METHOTREXATE monitoring can be reduced in frequency with no adverse effects, researchers have found. Methotrexate is a conventional synthetic disease-modifying antirheumatic drug commonly used to treat rheumatoid arthritis and other autoimmune conditions by slowing down an overactive immune system and reducing inflammation. Both the British Society for Rheumatology (BSR) and the American College of Rheumatology (ACR) have specific guidelines on methotrexate monitoring, recommending blood tests every 2–3 months for patients taking a stable dose of the drug.
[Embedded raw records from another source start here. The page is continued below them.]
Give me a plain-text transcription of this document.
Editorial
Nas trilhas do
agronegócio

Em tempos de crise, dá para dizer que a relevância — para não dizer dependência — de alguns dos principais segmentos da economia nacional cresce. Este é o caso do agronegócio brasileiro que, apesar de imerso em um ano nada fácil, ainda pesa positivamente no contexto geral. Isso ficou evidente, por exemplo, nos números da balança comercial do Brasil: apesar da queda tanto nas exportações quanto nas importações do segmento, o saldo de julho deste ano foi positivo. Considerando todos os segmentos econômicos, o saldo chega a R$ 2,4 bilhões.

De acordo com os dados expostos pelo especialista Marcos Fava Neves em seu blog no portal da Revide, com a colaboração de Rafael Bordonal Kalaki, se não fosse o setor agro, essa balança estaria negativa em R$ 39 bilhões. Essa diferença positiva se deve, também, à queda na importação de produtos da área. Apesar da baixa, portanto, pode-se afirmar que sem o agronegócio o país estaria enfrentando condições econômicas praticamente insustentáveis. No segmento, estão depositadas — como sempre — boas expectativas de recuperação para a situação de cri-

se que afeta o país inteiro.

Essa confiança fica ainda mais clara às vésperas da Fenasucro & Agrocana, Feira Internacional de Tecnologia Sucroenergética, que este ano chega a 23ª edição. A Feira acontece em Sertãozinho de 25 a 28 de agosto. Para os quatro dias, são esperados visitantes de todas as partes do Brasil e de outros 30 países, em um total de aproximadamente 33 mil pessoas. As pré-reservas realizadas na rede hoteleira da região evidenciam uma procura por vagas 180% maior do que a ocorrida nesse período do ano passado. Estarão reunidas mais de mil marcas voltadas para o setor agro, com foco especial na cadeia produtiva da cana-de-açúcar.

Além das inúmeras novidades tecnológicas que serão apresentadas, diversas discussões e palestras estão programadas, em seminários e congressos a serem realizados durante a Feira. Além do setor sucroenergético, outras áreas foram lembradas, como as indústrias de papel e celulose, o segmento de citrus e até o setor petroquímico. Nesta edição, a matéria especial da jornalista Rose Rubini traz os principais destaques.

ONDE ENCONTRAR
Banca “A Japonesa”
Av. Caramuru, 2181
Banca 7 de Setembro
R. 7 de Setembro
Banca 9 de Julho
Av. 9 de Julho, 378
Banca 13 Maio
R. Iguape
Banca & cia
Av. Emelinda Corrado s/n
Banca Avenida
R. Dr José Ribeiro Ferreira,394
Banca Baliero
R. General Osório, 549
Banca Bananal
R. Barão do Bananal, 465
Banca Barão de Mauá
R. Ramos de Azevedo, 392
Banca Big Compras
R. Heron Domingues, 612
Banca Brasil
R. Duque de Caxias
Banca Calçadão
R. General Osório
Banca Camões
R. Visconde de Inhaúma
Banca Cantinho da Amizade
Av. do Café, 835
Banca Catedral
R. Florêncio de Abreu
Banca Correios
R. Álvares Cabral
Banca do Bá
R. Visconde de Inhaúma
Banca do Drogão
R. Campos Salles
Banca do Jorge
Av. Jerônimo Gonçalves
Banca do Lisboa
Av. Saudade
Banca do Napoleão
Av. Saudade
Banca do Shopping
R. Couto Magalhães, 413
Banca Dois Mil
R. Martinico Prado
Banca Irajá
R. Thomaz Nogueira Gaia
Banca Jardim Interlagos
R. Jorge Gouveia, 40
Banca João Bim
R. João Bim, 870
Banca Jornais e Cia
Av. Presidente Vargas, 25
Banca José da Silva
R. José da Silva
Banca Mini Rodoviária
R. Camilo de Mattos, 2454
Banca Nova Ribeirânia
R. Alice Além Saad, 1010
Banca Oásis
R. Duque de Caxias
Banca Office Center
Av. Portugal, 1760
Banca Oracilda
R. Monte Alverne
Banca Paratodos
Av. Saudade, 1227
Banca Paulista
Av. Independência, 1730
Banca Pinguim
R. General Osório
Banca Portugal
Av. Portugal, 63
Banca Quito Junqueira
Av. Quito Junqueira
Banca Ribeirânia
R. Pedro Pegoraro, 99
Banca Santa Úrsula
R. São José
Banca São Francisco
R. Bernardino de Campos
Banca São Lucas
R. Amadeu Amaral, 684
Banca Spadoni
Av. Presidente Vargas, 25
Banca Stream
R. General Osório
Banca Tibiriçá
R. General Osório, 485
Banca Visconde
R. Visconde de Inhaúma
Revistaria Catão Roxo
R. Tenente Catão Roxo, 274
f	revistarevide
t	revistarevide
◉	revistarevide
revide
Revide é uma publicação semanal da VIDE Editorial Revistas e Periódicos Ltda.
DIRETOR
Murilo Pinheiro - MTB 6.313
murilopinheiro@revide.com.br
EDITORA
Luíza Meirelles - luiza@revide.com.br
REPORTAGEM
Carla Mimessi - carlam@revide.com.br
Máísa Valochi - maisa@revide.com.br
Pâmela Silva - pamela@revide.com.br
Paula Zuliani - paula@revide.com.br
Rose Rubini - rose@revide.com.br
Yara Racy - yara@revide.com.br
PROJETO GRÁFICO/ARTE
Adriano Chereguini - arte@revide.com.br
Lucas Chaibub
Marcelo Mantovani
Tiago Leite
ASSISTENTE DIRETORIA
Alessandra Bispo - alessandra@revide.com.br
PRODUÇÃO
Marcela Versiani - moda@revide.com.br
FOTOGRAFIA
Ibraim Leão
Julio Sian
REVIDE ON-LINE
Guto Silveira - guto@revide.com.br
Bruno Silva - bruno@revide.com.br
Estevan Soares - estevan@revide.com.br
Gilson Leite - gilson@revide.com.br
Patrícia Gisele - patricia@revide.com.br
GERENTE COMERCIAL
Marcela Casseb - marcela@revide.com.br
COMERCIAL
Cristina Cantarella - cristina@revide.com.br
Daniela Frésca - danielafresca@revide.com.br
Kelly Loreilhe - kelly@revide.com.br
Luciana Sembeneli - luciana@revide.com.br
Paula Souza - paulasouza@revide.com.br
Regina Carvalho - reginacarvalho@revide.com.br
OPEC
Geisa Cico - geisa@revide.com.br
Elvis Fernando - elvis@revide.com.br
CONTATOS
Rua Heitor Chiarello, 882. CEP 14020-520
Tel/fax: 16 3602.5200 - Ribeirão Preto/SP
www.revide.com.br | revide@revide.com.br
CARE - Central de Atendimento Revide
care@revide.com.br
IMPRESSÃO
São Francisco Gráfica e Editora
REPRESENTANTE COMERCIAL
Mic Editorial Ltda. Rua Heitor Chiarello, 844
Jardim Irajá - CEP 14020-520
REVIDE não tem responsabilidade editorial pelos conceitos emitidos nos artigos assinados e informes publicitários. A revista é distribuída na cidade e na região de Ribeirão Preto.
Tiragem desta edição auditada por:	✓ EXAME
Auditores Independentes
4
However, due to the COVID-19 pandemic, these monitoring guidelines have changed, with the BSR now advising less frequent check-ups. At the annual meeting of the BSR, Natasha Wood, a general practice trainee at North Devon District Hospital, UK, presented the results of a patient audit involving an analysis of 824 patients who had been on a stable dose of methotrexate for at least 12 months. This investigation looked at two main patient groups: one group had changed to blood testing from once a month to once every 3 months, and the second had started testing every 5 months instead of every 3 months. Both subsections showed that no harm was caused by this change in monitoring, and abnormal blood results arose from the patients being unwell or symptomatic rather than as a side effect of treatment.
Reducing the frequency of methotrexate monitoring would prove essential in alleviating the workload and pressure on the healthcare system, as well as aiding patients who might live in remote locations and have limited access to clinical centres. Regarding the importance of these findings, Wood commented: “We wonder whether there’s the possibility of moving towards annual monitoring with good safety netting and patient education for additional blood tests if they are unwell.” She added: “Now may be the time for patient-initiated methotrexate monitoring.”